Who Should Book This Tour
I think this tour is a strong fit if:
- You want the Great Pyramids and Sphinx in one organized day
- You like having a guide manage the flow and help with seller pressure
- You value included admission and a scheduled lunch break
- You prefer private pacing over a large-group scramble
I’d think twice if:
- You’re set on a long, structured camel ride and want details guaranteed
- You want a very slow, deep archaeological walk with lots of time per site
- You’re trying to do everything for the lowest tier and you know you’ll hate logistical friction
Should You Book This Great Pyramids Tour?
If you book the option that includes guide, admission tickets, and lunch, I’d say yes. For most people, it’s a practical way to see the Giza highlights without turning your day into logistics. The private setup and pickup help a lot, and the best versions of this tour are about smooth pacing—especially in heat.

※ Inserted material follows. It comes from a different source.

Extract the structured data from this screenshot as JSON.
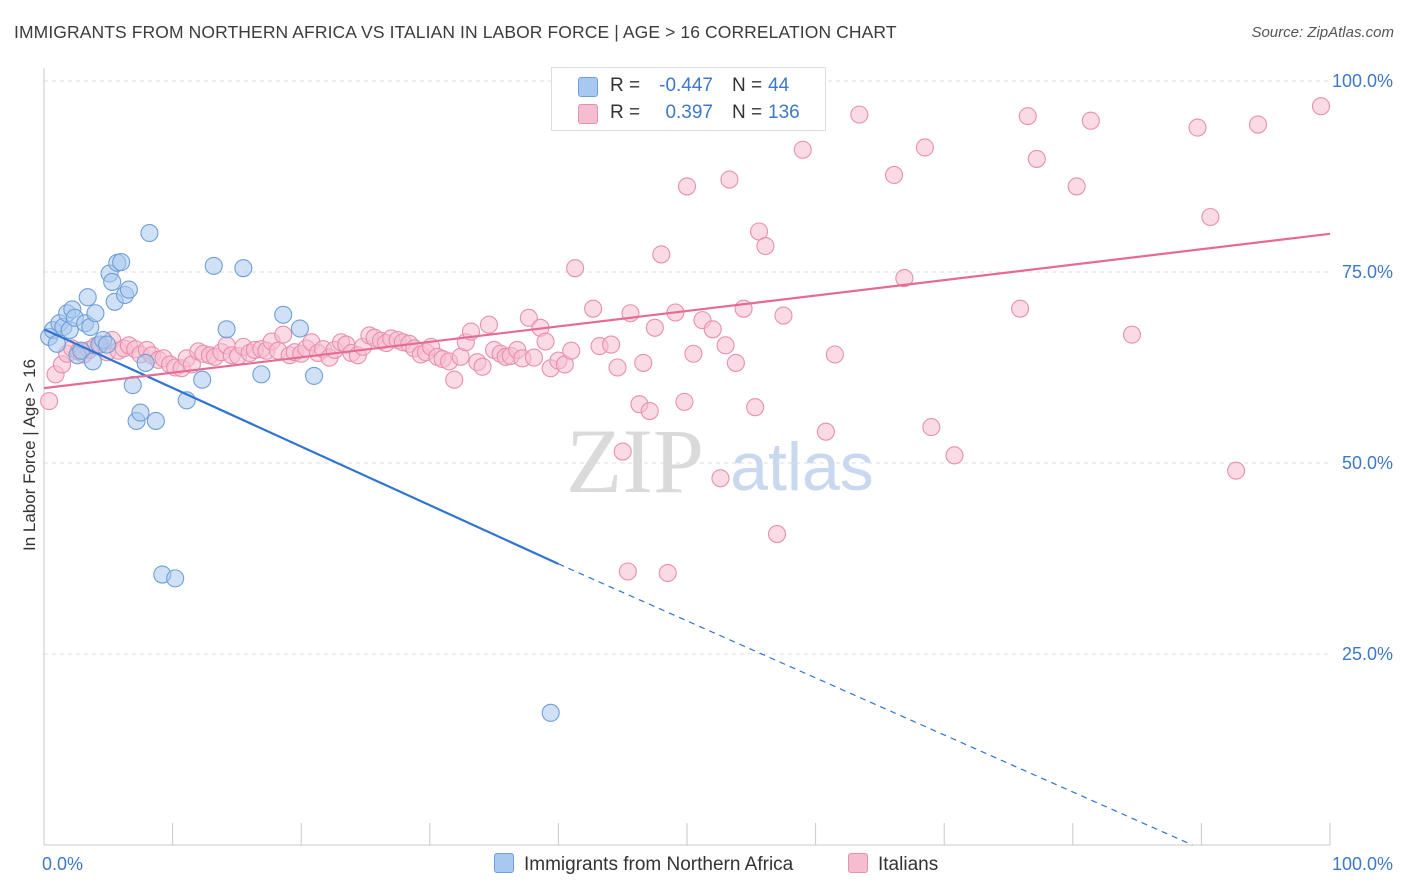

But don’t rush past the fine print in what’s included. At a glance, the price looks too good to ignore, so make sure you’re buying the tier that matches the day you actually want: pyramids, Sphinx, and a proper lunch stop with views. If camel riding is important, confirm that piece clearly before you go.
FAQ
How long is the tour?
It runs about 6 hours (approx.).
Where does pickup happen?
You’ll be picked up in Cairo and Giza.
Is this a private tour?
Yes. Only your group will participate.
What is included in the tour options?
The top option includes transfers, tickets, a tour guide, and lunch at a restaurant with a view of the pyramids. A second option includes a guide and transfers. The third option provides transfers only.
Are admission tickets included?
Admission tickets are included for the main stops listed: Pyramids of Giza, Pyramids of Queens, and the Great Sphinx—based on the option you select.
Does the tour include lunch?
Yes. Lunch is included at a restaurant with a view of the pyramids (for the tour option that includes lunch).
Do I get a mobile ticket?
Yes, a mobile ticket is provided.
What can I expect to see in the itinerary?
You’ll visit the Pyramids of Giza (including the Great Pyramid of Khufu area), the Pyramids of Queens area, and the Great Sphinx of Giza.
Is there a camel ride included?
The tour title mentions camel, but the provided schedule does not explain where the camel ride fits or how long it lasts. It’s best to confirm with the operator before booking.
What is the cancellation policy?
Free cancellation is available. You can cancel up to 24 hours in advance for a full refund.
Is this tour suitable for most people?
Most travelers can participate. Service animals are allowed.